Re: Discussion [Class 7]

[personal profile] the_merriest 2009-02-19 07:57 pm (UTC)(link)
This wasn't too hard for Rikku; after all, she'd done horoscopes for a while there, for the paper, and had gotten good at churning out random ideas.

Aries: A strange man will offer you financial opportunities. Just remember: coins have two sides.
Taurus: The bull defends its territory, but at what cost?
Gemini: Some sunshine would do you good. Time to think about a vacation!
Cancer: He's just not that into you. Sorry.
Leo: Listen to your friends today. They've got the inside angle on that plan you're cooking up.
Virgo: Do something for you.
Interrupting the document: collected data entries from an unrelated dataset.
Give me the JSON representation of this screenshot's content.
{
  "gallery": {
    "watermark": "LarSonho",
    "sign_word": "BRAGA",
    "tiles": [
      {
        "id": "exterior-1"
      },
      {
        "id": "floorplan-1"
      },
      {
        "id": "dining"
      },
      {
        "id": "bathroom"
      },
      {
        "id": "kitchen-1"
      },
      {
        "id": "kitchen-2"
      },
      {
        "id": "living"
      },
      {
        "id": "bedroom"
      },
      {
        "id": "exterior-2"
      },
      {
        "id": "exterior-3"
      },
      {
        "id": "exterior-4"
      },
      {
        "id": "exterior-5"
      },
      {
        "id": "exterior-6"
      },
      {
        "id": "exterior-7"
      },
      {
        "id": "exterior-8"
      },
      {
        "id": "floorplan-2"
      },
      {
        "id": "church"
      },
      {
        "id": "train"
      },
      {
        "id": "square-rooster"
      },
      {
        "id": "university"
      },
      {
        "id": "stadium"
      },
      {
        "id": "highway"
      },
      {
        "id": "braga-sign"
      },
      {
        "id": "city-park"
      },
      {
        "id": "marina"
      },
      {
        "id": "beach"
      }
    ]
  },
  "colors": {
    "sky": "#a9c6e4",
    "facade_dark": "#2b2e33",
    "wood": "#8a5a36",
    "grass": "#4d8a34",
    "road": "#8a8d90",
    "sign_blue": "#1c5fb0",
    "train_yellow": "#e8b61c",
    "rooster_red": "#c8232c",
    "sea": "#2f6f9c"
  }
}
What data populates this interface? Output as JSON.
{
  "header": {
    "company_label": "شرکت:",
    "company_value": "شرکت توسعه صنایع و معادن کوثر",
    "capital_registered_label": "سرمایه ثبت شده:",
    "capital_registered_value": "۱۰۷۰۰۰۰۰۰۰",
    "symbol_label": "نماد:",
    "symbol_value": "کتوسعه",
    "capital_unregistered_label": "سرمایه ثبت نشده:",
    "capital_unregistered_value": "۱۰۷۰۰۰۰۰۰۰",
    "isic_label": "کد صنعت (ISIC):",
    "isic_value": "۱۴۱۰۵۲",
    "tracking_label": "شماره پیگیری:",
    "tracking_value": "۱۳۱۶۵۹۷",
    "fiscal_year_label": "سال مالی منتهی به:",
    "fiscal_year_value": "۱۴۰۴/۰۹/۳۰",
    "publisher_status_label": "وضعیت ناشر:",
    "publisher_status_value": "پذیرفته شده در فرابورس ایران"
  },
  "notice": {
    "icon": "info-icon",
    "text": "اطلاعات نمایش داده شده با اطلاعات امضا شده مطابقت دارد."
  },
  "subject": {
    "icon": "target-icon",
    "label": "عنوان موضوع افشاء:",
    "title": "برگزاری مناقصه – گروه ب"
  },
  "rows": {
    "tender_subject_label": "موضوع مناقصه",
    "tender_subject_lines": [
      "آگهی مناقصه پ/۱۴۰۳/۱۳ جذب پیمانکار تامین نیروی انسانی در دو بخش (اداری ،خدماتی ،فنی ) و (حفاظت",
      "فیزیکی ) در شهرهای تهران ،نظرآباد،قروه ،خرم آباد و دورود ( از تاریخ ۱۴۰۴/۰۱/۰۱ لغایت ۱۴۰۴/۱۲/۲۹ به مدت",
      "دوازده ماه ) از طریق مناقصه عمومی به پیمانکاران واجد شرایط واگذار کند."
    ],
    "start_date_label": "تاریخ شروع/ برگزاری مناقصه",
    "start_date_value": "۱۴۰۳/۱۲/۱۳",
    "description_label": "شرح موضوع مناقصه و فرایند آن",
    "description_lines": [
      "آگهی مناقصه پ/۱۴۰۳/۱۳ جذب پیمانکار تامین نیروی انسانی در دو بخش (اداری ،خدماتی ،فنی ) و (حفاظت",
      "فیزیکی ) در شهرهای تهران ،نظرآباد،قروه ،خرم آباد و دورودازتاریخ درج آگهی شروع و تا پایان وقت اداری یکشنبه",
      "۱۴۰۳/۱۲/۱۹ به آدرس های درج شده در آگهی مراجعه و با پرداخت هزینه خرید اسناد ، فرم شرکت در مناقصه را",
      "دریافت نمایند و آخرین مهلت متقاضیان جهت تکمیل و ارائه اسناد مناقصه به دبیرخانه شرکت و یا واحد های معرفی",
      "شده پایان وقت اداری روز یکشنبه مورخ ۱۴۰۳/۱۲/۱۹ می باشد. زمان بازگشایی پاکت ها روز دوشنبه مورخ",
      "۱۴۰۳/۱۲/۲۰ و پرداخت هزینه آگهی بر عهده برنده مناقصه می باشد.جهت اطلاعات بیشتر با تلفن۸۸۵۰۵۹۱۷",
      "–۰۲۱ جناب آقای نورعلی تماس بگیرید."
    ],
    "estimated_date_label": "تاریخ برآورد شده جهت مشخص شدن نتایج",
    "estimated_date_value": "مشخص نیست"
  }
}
Haven't you earned it? A nice, relaxing bubble bath might be just what you need.
Libra: Do your homework. This time, the teacher will be calling on you.
Scorpio: That girl you've been dreaming about? Ask her out, already. She's been dropping enough hints.
Sagittarius: Tell your mom you love her. She doesn't hear it enough.
Capricorn: Do something nice for your neighbors, or even your whole floor. Pastries are a nice way to show you care.
Aquarius: Speak clearly today. Misunderstandings can lead to hurt feelings with close friends.
Pisces: You will never, ever have sex again because this island hates you along with all the rest of us.

Re: Discussion [Class 7]

[identity profile] death-of-hope.livejournal.com 2009-02-20 02:16 am (UTC)(link)
This was like fortune-cookies, only not quite as awesome, so Anemone hummed happily as she went about making stuff up.

Aries: Don't look under the bed.
Taurus: Don't wear red.
Gemini: Actually, you're the evil twin. Sorry.
Cancer: Beware of lemon juice.
Leo: Yes, it is.
Virgo: Sucker.
Libra: They're going to cheat, so don't do it.
Scorpio: I see lots of sunshine in your future. Take sunscreen.
Sagittarius: Keep your head down.
Capricorn: It's not chicken.
Aquarius: The leaky jug gets plugged, that's all I'm saying.
Pisces: You really don't want to to do that, but you're going to go ahead and do it anyway.